At this year's Google I/O, we announced an update for spatial experiences: the Geospatial API is now available as a preview in ARCore for Jetpack XR. By bringing Google's Visual Positioning System (VPS) to Android XR, Android XR enables anchoring digital content to the physical world with sub-meter accuracy and precise orientation in supported areas.* To explore what the Geospatial API could unlock, our team built a demo: the XR Geospatial Tour.

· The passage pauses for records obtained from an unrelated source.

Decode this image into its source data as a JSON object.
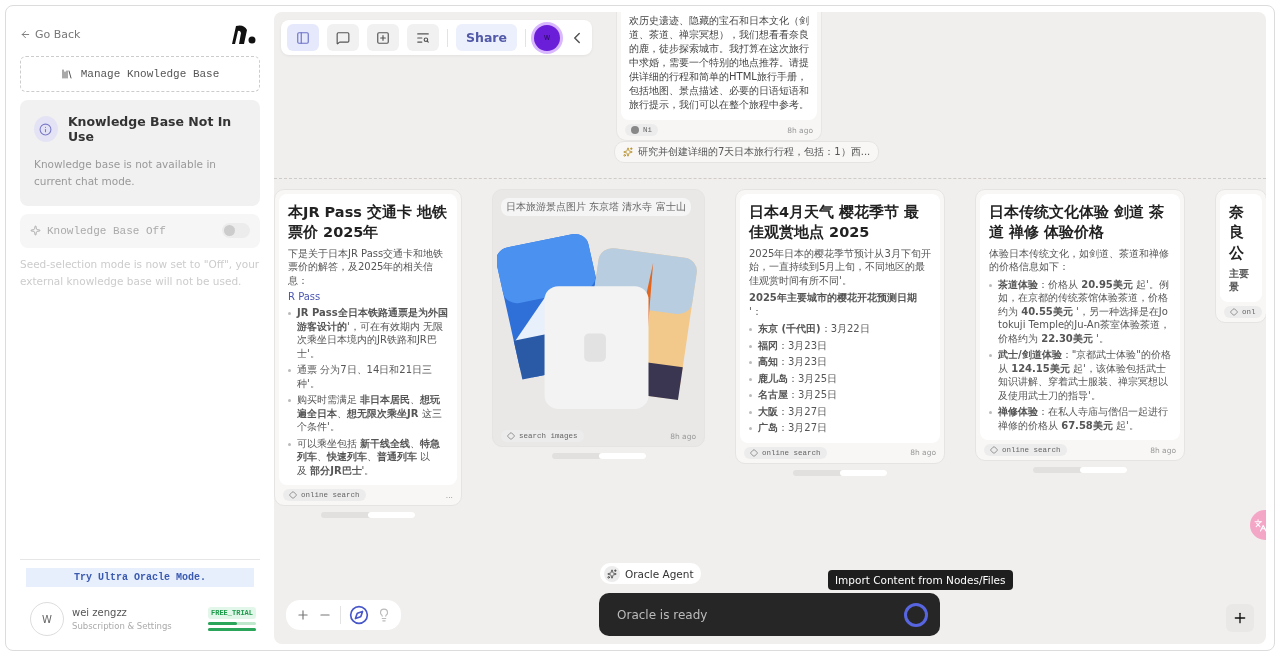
{
  "sidebar": {
    "back": "Go Back",
    "manage_button": "Manage Knowledge Base",
    "notice": {
      "title": "Knowledge Base Not In Use",
      "text": "Knowledge base is not available in current chat mode."
    },
    "toggle": {
      "label": "Knowledge Base Off",
      "on": false
    },
    "hint": "Seed-selection mode is now set to \"Off\", your external knowledge base will not be used.",
    "upgrade": "Try Ultra Oracle Mode.",
    "user": {
      "initial": "W",
      "name": "wei zengzz",
      "subtitle": "Subscription & Settings",
      "plan": "FREE_TRIAL",
      "usage": [
        {
          "level": 0.6
        },
        {
          "level": 1
        }
      ]
    }
  },
  "toolbar": {
    "buttons": [
      {
        "kind": "sidebar",
        "selected": true
      },
      {
        "kind": "chat",
        "selected": false
      },
      {
        "kind": "add",
        "selected": false
      },
      {
        "kind": "search",
        "selected": false
      }
    ],
    "share": "Share",
    "avatar": "w"
  },
  "canvas": {
    "message": {
      "text": "欢历史遗迹、隐藏的宝石和日本文化（剑道、茶道、禅宗冥想），我们想看看奈良的鹿，徒步探索城市。我打算在这次旅行中求婚，需要一个特别的地点推荐。请提供详细的行程和简单的HTML旅行手册，包括地图、景点描述、必要的日语短语和旅行提示，我们可以在整个旅程中参考。",
      "author": "Ni",
      "time": "8h ago"
    },
    "prompt": "研究并创建详细的7天日本旅行行程，包括：1）西...",
    "cards": [
      {
        "kind": "text",
        "title": "本JR Pass 交通卡 地铁票价 2025年",
        "blocks": [
          {
            "kind": "p",
            "text": "下是关于日本JR Pass交通卡和地铁票价的解答，及2025年的相关信息："
          },
          {
            "kind": "sub",
            "text": "R Pass"
          },
          {
            "kind": "list",
            "items": [
              "**JR Pass全日本铁路通票是为外国游客设计的**'，可在有效期内 无限次乘坐日本境内的JR铁路和JR巴士'。",
              "通票 分为7日、14日和21日三种'。",
              "购买时需满足 **非日本居民**、**想玩遍全日本**、**想无限次乘坐JR** 这三个条件'。",
              "可以乘坐包括 **新干线全线**、**特急列车**、**快速列车**、**普通列车** 以及 **部分JR巴士**'。"
            ]
          }
        ],
        "source": "online search",
        "time": "..."
      },
      {
        "kind": "images",
        "caption": "日本旅游景点图片 东京塔 清水寺 富士山",
        "source": "search images",
        "time": "8h ago"
      },
      {
        "kind": "text",
        "title": "日本4月天气 樱花季节 最佳观赏地点 2025",
        "blocks": [
          {
            "kind": "p",
            "text": "2025年日本的樱花季节预计从3月下旬开始，一直持续到5月上旬，不同地区的最佳观赏时间有所不同'。"
          },
          {
            "kind": "p",
            "text": "**2025年主要城市的樱花开花预测日期** '："
          },
          {
            "kind": "list",
            "items": [
              "**东京 (千代田)**：3月22日",
              "**福冈**：3月23日",
              "**高知**：3月23日",
              "**鹿儿岛**：3月25日",
              "**名古屋**：3月25日",
              "**大阪**：3月27日",
              "**广岛**：3月27日"
            ]
          }
        ],
        "source": "online search",
        "time": "8h ago"
      },
      {
        "kind": "text",
        "title": "日本传统文化体验 剑道 茶道 禅修 体验价格",
        "blocks": [
          {
            "kind": "p",
            "text": "体验日本传统文化，如剑道、茶道和禅修的价格信息如下："
          },
          {
            "kind": "list",
            "items": [
              "**茶道体验**：价格从 **20.95美元** 起'。例如，在京都的传统茶馆体验茶道，价格约为 **40.55美元** '，另一种选择是在Jotokuji Temple的Ju-An茶室体验茶道，价格约为 **22.30美元** '。",
              "**武士/剑道体验**：\"京都武士体验\"的价格从 **124.15美元** 起'，该体验包括武士知识讲解、穿着武士服装、禅宗冥想以及使用武士刀的指导'。",
              "**禅修体验**：在私人寺庙与僧侣一起进行禅修的价格从 **67.58美元** 起'。"
            ]
          }
        ],
        "source": "online search",
        "time": "8h ago"
      },
      {
        "kind": "text",
        "title": "奈良公",
        "blocks": [
          {
            "kind": "p",
            "text": "**主要景**"
          }
        ],
        "source": "onl"
      }
    ]
  },
  "agent": {
    "label": "Oracle Agent"
  },
  "input": {
    "placeholder": "Oracle is ready"
  },
  "tooltip": "Import Content from Nodes/Files"
}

Imagine walking into a new city, putting on a pair of wired XR glasses (like the upcoming XREAL Project Aura), and instantly having a knowledgeable, local guide showing you around. You don't need to stare down at a 2D map—instead, 3D models gently guide your path, and an intelligent voice tells you about the historical landmarks right in front of you. We combined the Geospatial APIs, Gemini API using Firebase AI Logic, Google Maps Grounding, and Jetpack XR SDK to create a hands-free, immersive walking tour experience.

*Disclaimer: Video and Tour Guide application are for demonstration purposes only. Some sequences have been shortened. Any hardware depicted may be under development; final product details may differ.

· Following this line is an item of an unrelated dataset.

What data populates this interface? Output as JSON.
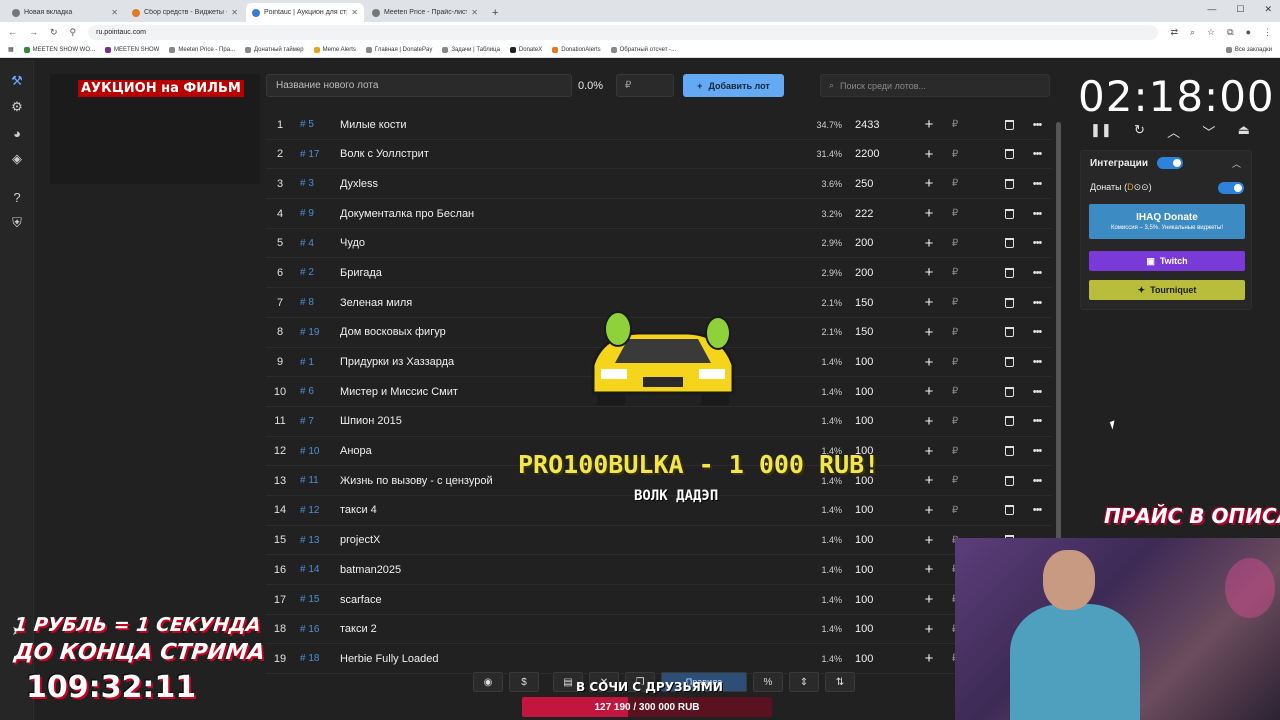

Let’s walk through the implementation details and show how we tied these APIs together to build a world-scale spatial experience.

1. Pinpointing the User with ARCore Geospatial API (VPS)

Enhance your navigation experience on XR by combining the power of GPS with the precision of VPS. The accuracy and precise orientation that comes with VPS allows 3D waypoints to align with the physical world.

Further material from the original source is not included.